Since we deal with the spinal discs every day at DFW Center for Spinal Disorders, here’s a primer on the jelly donuts of your spine.
What are Rhe Vertebral Discs?
There are a total of 23 spinal discs in the spinal column. They have a three-function role that is unique to any other structure in the body. The discs:
- Act as shock absorbers in the spine, keeping the vertebrae from coming into contact with each other.
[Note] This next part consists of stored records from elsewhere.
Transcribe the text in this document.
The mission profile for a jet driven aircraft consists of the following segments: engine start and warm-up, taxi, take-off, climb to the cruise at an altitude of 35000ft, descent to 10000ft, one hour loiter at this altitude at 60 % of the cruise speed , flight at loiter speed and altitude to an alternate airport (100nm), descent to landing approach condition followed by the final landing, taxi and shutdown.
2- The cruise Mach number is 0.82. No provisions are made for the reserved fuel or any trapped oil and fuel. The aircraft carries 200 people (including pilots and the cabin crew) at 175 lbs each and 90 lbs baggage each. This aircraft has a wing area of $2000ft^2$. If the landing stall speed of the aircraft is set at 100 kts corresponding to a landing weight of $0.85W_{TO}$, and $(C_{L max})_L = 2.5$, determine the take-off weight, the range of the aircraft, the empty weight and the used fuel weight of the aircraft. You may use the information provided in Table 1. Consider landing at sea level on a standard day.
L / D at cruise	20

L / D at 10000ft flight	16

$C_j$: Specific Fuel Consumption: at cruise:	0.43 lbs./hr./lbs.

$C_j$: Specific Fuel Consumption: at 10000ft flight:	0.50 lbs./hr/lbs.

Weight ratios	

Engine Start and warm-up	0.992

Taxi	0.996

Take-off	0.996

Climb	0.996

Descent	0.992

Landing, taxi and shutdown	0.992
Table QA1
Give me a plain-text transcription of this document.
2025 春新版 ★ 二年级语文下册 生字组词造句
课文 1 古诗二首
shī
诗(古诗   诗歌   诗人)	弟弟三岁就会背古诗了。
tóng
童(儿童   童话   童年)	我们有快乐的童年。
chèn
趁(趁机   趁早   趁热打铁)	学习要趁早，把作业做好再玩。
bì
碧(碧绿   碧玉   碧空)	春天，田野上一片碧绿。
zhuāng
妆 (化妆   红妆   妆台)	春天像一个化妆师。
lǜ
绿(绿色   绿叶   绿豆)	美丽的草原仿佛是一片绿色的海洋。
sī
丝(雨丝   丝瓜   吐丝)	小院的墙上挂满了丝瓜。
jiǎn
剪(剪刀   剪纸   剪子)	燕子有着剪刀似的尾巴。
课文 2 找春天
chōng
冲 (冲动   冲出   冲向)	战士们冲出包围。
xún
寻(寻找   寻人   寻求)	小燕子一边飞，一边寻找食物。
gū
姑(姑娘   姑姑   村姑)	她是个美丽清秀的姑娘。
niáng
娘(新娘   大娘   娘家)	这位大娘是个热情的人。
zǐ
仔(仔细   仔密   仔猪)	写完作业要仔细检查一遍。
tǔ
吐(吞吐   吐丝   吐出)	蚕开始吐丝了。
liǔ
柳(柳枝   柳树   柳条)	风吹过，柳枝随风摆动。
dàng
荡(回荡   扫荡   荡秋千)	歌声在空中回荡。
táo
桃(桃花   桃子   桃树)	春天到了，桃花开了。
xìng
- Act as tough ligaments that hold the vertebrae together to make the spine.
- Are cartilaginous joints that allow for slight mobility in the spine.
The discs are made up of two parts. There is a tough outer portion and a soft inner gel. You can think of the discs as like a jelly donut.
The outer portion is called the annulus fibrosus. This is a touch circular exterior composed of concentric sheets of collagen fibers that house the inner core.
The inner core of the disc is called the nucleus pulposus. This is a loose network of fibers suspended in a mucoprotein gel.
The two parts of the disc are kind of like two circular pieces that fit within each other. The annulus fibrosus has cartilaginous endplates that firmly attach the disc to the vertebrae above and below the disc.
Gel Becomes Gummy Bear Becomes Old Taffy
When we are born, our discs are made up of around 80% water. This makes the disc very pliable and allows loads to be easily spread across the discs. But as we age, the discs dehydrate and become stiffer. Now they are less able to spread the force applied to the spine across the discs. This happens to everyone, but for some people it can begin to create problems with pain.
In some cases, as the discs degenerate, they can begin to allow some instability that can create leakage of proteins from the inner core of the disc. These proteins can inflame the nerve fibers in the area. Otherwise, improper lifting or twisting can cause the disc to rupture, allowing the inner gel to push outward. This will often press on a nerve root exiting the spinal column causing chronic pain.